Nous en savons beaucoup moins sur l'impact de la puberté précoce sur les garçons, car ceux-ci n'ont pas leurs premières règles, ni aucun autre moment particulier marquant le début officiel de la puberté. De plus, la plupart des études sur la puberté sont rétrospectives, ce qui signifie qu'elles reposent sur les souvenirs des personnes étudiées. Les filles se souviennent souvent de leurs premières règles ; les garçons n'ont rien de précis à citer. Les aspects les plus visibles de la puberté masculine, comme les poussées de croissance et la pilosité faciale, ne sont pas un bon marqueur car ils se produisent à la fin de la puberté.
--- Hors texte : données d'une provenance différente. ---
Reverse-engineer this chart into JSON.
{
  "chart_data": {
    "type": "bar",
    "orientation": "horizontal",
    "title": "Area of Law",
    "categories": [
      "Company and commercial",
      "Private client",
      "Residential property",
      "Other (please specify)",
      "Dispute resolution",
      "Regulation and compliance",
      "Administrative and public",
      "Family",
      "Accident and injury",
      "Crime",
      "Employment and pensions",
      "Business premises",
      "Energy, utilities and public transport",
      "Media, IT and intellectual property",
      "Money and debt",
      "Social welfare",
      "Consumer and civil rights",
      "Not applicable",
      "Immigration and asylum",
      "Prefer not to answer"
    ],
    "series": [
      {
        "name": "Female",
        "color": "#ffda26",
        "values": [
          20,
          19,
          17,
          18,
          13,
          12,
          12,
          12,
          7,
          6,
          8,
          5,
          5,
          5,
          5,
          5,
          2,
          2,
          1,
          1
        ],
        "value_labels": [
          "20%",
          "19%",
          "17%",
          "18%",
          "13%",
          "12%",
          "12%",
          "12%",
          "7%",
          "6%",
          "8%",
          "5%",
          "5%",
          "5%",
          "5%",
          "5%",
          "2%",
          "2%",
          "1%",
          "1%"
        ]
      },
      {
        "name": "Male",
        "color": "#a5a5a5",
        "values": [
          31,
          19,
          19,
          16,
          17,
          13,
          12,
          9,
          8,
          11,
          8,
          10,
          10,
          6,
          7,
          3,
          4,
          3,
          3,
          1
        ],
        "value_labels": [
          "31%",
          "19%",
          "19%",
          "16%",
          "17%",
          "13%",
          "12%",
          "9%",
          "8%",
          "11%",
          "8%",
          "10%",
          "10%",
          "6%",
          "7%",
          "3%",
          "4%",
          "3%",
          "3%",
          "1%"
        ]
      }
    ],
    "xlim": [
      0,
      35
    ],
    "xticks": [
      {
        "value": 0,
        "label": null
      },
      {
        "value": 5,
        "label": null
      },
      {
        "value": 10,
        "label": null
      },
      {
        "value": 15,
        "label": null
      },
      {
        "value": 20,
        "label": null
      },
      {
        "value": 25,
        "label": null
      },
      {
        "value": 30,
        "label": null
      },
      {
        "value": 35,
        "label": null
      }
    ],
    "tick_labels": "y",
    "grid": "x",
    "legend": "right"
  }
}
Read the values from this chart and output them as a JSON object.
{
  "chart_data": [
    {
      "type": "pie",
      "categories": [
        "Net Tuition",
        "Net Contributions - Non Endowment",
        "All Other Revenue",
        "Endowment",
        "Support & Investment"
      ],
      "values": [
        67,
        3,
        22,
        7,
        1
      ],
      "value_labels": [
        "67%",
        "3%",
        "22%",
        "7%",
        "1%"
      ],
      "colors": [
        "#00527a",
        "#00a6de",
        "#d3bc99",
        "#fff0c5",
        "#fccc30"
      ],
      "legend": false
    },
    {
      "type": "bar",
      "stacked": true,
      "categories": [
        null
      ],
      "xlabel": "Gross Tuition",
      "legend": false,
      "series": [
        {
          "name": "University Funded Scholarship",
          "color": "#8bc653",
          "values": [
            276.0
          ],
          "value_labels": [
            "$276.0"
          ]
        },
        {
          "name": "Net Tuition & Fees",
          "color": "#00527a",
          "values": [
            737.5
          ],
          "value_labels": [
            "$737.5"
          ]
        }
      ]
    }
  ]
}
Néanmoins, des recherches ont montré que la puberté précoce chez les garçons est source de dépression et d'anxiété, ainsi que d'insatisfaction corporelle. Les garçons sont plus susceptibles que les filles d'être agressifs, de commettre des actes de délinquance et d'adopter des comportements à risque.

"Pendant l'adolescence, les garçons et les filles veulent simplement être comme tout le monde, mais si vous êtes décalé dans le temps et que vous vivez quelque chose plus tôt, cela peut être source de stress", explique M. Hoyt.

Kalergis fait tout ce qu'il peut pour rétablir le lien entre les parents et les enfants et les aider à mieux se comprendre, même lorsque les choses semblent étranges et inexplorées. "Ces enfants se sentent déjà comme des marginaux par rapport à leurs amis, et ils n'ont pas besoin de se sentir isolés de leurs parents aussi", dit-il.